The Golden State Warriors suffered an embarrassing 122-101 defeat in Game 6 of their second-round matchup against the Los Angeles Lakers, sending the purple and gold through to the Western Conference Finals and ending the defending champions’ season.
History suggested that once they fell down 3-1, the series was all but over. Yet Warrior fans remained optimistic, hoping that their squad could lean on their championship pedigree to extend the series to a Game 7. In the end, a disconcerted effort on the road saw the Dubs fall short, continuing a trend of underwhelming road losses that encumbered Golden State throughout the regular season.
Now, all eyes shift to the off-season, which promises to be a busy one for a Golden State Warriors team with multiple players eligible for an extension.
At the top of the list, is Draymond Green, whose current contract includes a player option for next season. If Green opts out, he will become an unrestricted free agent. Golden State would love to retain the future hall-of-famer, and Green has recently indicated that he would like to return. However, the league’s new Collective Bargaining Agreement (CBA) is sure to make things challenging.
The NBA’s old CBA featured only one salary-cap apron at $7 million above the luxury tax. Teams that exceeded that threshold were denied access to their non-taxpayer mid-level exception and bi-annual exception, and could not sign and trade players during free agency.
The new CBA, which kicks in on July 1st, includes an additional salary-cap apron set at $17.5 million. Teams above the second apron will lose access to the taxpayer mid-level exception and face further penalties in the 2024-25 off-season.
Last season, the Warriors collective payroll exceeded $342 million — the most in NBA history. This year, they’ve surpassed $360 million. The Warriors have 12 players under contract for next season, assuming Draymond Green and Donte DiVincenzo pick up their player options. Once Jordan Poole’s $140 extension kicks in, the Warriors are staring at a projected team salary of about $215 million, which is $50 million over the NBA’s projected $162 million tax line for the 2023-24 season. Under the new tax structure, Golden State would pay roughly $300 in luxury taxes, equaling nearly a half billion dollars in total salary for next year.

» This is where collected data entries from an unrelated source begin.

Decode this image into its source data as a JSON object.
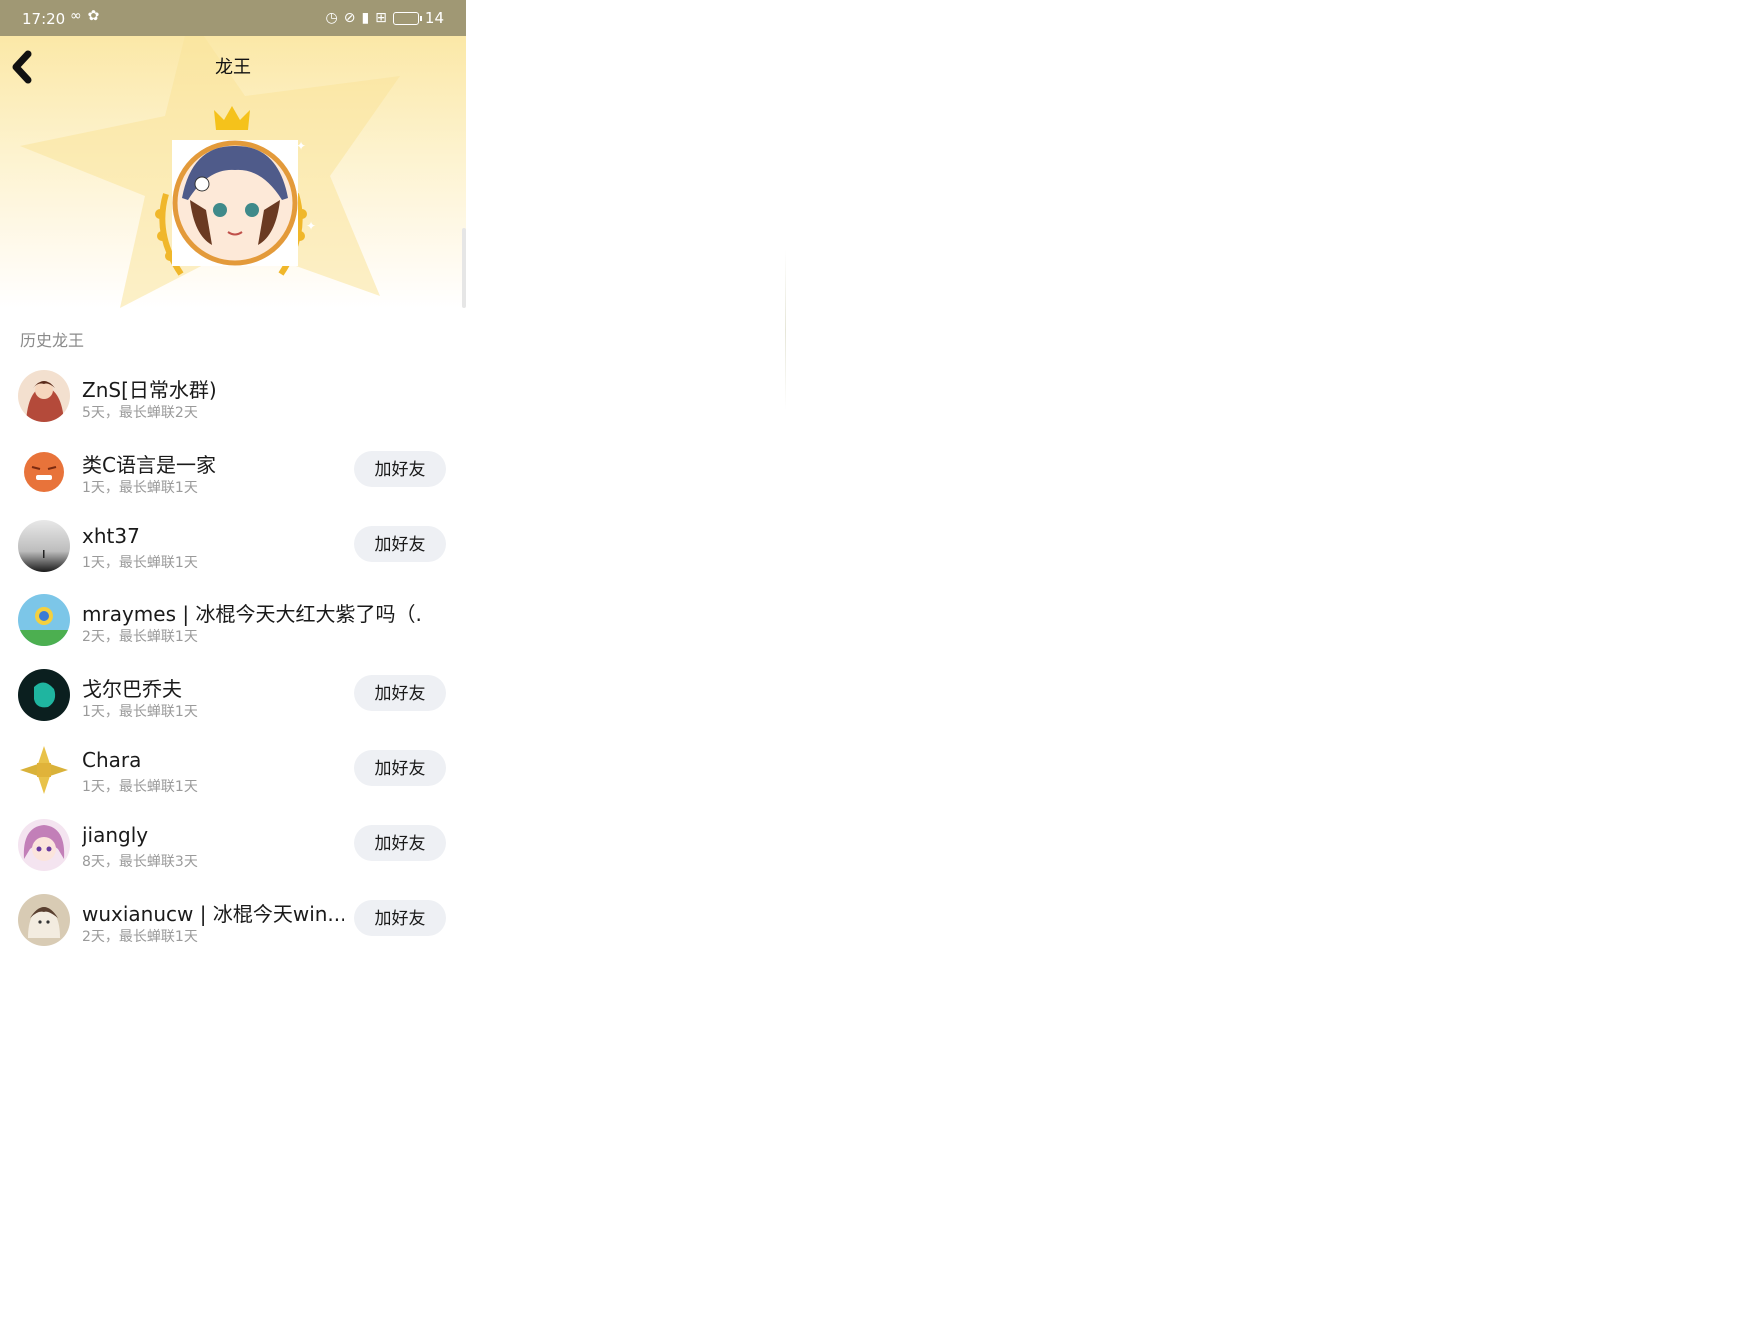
{
  "status_bar": {
    "time": "17:20",
    "battery_level": "14",
    "left_icons": [
      "infinity-icon",
      "app-icon"
    ],
    "right_icons": [
      "alarm-icon",
      "mute-icon",
      "signal-icon",
      "hd-icon",
      "battery-icon"
    ],
    "background": "#a09874"
  },
  "header": {
    "title": "龙王",
    "back_icon": "chevron-left-icon",
    "banner_color": "#fbe8a7",
    "crown_color": "#f5c21b"
  },
  "history": {
    "label": "历史龙王",
    "add_label": "加好友",
    "items": [
      {
        "name": "ZnS[日常水群)",
        "meta": "5天，最长蝉联2天",
        "avatar_color": "#b44a3a",
        "show_add": false
      },
      {
        "name": "类C语言是一家",
        "meta": "1天，最长蝉联1天",
        "avatar_color": "#e8733a",
        "show_add": true
      },
      {
        "name": "xht37",
        "meta": "1天，最长蝉联1天",
        "avatar_color": "#8f8f8f",
        "show_add": true
      },
      {
        "name": "mraymes | 冰棍今天大红大紫了吗（...",
        "meta": "2天，最长蝉联1天",
        "avatar_color": "#4a90c8",
        "show_add": false
      },
      {
        "name": "戈尔巴乔夫",
        "meta": "1天，最长蝉联1天",
        "avatar_color": "#0b1f1f",
        "show_add": true
      },
      {
        "name": "Chara",
        "meta": "1天，最长蝉联1天",
        "avatar_color": "#e0b33a",
        "show_add": true
      },
      {
        "name": "jiangly",
        "meta": "8天，最长蝉联3天",
        "avatar_color": "#c27fb8",
        "show_add": true
      },
      {
        "name": "wuxianucw | 冰棍今天win...",
        "meta": "2天，最长蝉联1天",
        "avatar_color": "#c9b89e",
        "show_add": true
      }
    ]
  }
}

Joe Lacob, Peter Guber, and the rest of the Warriors ownership group have been willing to spend deep into the luxury tax in the past, but that figure is borderline unfeasible. If Golden State is hell-bent on retaining Green and Klay Thompson, who is extension-eligible with one year left on his deal, it will require some sacrifice.
According to The Athletic’s Shams Charania, Golden State has already informed Klay Thompson that if he wants to remain a Warrior, he will likely have to accept a pay cut, with Golden State prioritizing the retention of its nucleus. Andrew Wiggins took a pay cut to stay with the Dubs last offseason, and Thompson doing the same could go a long way towards Golden State bringing back Green as well.
Behind the scenes, Golden State’s general manager and president of basketball operations, Bob Myers, is also up for an extension. Myers has been with the Warriors since 2011, and Joe Lacob did offer him a lucrative deal earlier in the season, but the 48-year-old Myers is taking time to assess his future in basketball.
Per Charania and Anthony Slater, a request for Klay Thompson to take a pay cut would “land softer from Myers rather than a Joe Lacob-led front office.” This is simply speculation, but if that truly were the case, keeping Myers should be right at the top of the Warriors’ to-do list.
From top to bottom, the Golden State Warriors will have some important organizational decisions to make. Stephen Curry, at age 35, has miraculously extended both his basketball prime and the Warriors’ window for another championship. He has given the Warriors organization his all, and the front office owes it to their franchise player to return the favor.